Pensé por unos momentos en lo diferentes que eran Pedro y el tipo que ya formaba parte de mi pasado: mientras que entre Manuel y yo siempre parecía faltar algo a pesar del impecable porvenir que se nos presentaba al compartir el mismo entorno y tener las mismas ambiciones de futuro, entre Pedro y yo todo era perfecto.
Y eso que no nos parecíamos en nada: él era irritante, en ocasiones se comportaba como un niño pequeño y su seriedad era altamente cuestionable. Pero, a pesar de todo, siempre me hacía reír en los peores momentos y era una persona sincera, algo que definitivamente en mi mundo escaseaba.

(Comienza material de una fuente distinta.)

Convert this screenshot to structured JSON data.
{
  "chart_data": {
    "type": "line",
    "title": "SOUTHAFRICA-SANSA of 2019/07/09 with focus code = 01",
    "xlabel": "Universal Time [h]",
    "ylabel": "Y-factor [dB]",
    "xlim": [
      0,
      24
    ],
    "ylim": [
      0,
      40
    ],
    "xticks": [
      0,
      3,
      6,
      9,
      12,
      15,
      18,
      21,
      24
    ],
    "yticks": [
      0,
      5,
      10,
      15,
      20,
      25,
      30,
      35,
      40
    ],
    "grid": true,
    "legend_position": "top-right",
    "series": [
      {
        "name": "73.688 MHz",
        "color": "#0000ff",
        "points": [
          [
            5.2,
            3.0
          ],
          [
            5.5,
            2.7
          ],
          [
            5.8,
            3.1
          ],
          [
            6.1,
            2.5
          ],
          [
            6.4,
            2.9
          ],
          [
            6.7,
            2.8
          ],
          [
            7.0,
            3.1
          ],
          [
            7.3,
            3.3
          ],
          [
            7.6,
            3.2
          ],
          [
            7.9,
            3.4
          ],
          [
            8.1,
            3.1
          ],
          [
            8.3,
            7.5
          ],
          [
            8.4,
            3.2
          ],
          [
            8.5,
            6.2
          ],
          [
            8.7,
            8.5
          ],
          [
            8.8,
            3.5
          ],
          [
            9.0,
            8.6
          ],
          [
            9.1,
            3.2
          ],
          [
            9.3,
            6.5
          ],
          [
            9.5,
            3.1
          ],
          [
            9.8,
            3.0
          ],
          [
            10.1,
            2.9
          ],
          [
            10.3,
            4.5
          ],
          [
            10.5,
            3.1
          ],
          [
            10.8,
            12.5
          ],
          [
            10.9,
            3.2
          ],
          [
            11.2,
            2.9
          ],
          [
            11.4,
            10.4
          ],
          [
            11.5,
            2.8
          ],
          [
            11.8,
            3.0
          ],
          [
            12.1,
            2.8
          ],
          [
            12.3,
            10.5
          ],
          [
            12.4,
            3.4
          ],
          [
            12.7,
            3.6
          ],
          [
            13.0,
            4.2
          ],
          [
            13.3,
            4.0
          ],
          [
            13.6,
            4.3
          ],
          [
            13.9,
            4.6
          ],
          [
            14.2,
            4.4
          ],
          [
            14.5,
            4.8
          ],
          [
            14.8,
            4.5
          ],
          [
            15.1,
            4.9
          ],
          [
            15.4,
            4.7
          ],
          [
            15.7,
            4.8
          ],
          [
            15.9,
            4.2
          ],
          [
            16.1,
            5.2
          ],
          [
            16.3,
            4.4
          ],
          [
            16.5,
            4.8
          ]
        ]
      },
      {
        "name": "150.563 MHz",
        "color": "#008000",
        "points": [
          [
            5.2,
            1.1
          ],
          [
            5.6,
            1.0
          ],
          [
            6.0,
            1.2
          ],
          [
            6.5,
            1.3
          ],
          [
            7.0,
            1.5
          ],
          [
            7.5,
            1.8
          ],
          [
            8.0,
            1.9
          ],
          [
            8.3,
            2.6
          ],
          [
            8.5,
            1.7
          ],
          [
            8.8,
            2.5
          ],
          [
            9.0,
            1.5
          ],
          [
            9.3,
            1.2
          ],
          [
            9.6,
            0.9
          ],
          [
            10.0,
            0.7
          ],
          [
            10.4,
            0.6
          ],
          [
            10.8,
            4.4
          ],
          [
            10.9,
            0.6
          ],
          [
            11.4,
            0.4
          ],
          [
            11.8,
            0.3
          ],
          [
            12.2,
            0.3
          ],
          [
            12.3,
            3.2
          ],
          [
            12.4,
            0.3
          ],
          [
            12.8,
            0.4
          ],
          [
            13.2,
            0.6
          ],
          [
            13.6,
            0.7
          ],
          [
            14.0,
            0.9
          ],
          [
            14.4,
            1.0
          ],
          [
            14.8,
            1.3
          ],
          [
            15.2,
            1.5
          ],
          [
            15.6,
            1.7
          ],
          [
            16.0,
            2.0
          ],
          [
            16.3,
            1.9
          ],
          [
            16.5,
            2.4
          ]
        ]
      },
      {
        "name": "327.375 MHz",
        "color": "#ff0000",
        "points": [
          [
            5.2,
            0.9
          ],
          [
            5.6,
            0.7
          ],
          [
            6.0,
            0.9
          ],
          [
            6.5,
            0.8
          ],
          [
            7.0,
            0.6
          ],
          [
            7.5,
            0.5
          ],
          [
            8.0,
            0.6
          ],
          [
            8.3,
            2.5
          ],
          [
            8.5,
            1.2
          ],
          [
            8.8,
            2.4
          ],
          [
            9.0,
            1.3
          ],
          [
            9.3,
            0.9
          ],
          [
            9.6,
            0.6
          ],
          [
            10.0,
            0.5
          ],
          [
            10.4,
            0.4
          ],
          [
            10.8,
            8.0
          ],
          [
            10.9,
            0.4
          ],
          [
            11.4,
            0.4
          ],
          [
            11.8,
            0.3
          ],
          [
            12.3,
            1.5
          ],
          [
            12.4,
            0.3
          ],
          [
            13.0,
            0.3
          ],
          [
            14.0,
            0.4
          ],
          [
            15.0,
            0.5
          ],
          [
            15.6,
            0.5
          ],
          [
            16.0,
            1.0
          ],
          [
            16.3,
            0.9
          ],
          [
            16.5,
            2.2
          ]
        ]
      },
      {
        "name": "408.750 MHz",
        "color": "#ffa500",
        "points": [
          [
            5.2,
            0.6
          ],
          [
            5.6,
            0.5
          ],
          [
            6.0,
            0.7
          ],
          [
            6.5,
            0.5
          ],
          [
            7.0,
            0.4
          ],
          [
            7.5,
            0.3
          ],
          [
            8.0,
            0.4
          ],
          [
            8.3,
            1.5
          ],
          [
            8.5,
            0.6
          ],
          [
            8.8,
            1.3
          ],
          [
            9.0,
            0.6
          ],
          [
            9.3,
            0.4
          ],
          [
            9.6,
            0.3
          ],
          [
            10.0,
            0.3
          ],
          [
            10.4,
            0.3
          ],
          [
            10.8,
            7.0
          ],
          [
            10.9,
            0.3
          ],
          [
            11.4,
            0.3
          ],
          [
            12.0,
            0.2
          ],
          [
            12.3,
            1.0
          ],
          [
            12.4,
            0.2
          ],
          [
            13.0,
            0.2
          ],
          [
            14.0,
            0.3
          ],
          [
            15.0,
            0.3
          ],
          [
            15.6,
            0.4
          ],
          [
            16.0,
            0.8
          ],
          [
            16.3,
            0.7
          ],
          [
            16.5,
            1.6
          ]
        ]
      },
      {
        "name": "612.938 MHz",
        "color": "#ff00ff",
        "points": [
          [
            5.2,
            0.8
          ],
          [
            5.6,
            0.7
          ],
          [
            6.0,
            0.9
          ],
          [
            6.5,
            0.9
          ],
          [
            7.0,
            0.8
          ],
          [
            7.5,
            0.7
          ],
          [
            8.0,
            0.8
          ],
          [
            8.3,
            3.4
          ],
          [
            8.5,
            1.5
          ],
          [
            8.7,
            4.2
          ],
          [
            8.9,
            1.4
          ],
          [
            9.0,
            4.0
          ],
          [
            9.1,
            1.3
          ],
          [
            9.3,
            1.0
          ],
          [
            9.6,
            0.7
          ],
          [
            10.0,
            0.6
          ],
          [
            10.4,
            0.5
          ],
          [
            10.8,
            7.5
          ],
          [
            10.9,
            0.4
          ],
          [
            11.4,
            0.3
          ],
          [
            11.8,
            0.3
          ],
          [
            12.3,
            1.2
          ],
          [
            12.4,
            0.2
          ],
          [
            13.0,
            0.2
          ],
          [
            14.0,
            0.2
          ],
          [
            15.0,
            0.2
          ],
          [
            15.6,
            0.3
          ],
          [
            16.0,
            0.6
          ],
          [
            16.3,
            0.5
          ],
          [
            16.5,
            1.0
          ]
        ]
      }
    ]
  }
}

No podía evitar disfrutar como una cría con cada una de las estúpidas peleas que mantenía Pedro con Henry, ese altanero perro mimado, ni enfadarme cuando aireaba descaradamente detalles de nuestra relación ante todos, declarándome como suya sin importarle mucho mis protestas.
A veces era un bocazas sin cuidado, que hablaba antes de pensar, y en otras ocasiones era un hombre irresistible cuando sus sinceros ojos no podían evitar decir la verdad, aunque ése no fuera el momento adecuado para ello.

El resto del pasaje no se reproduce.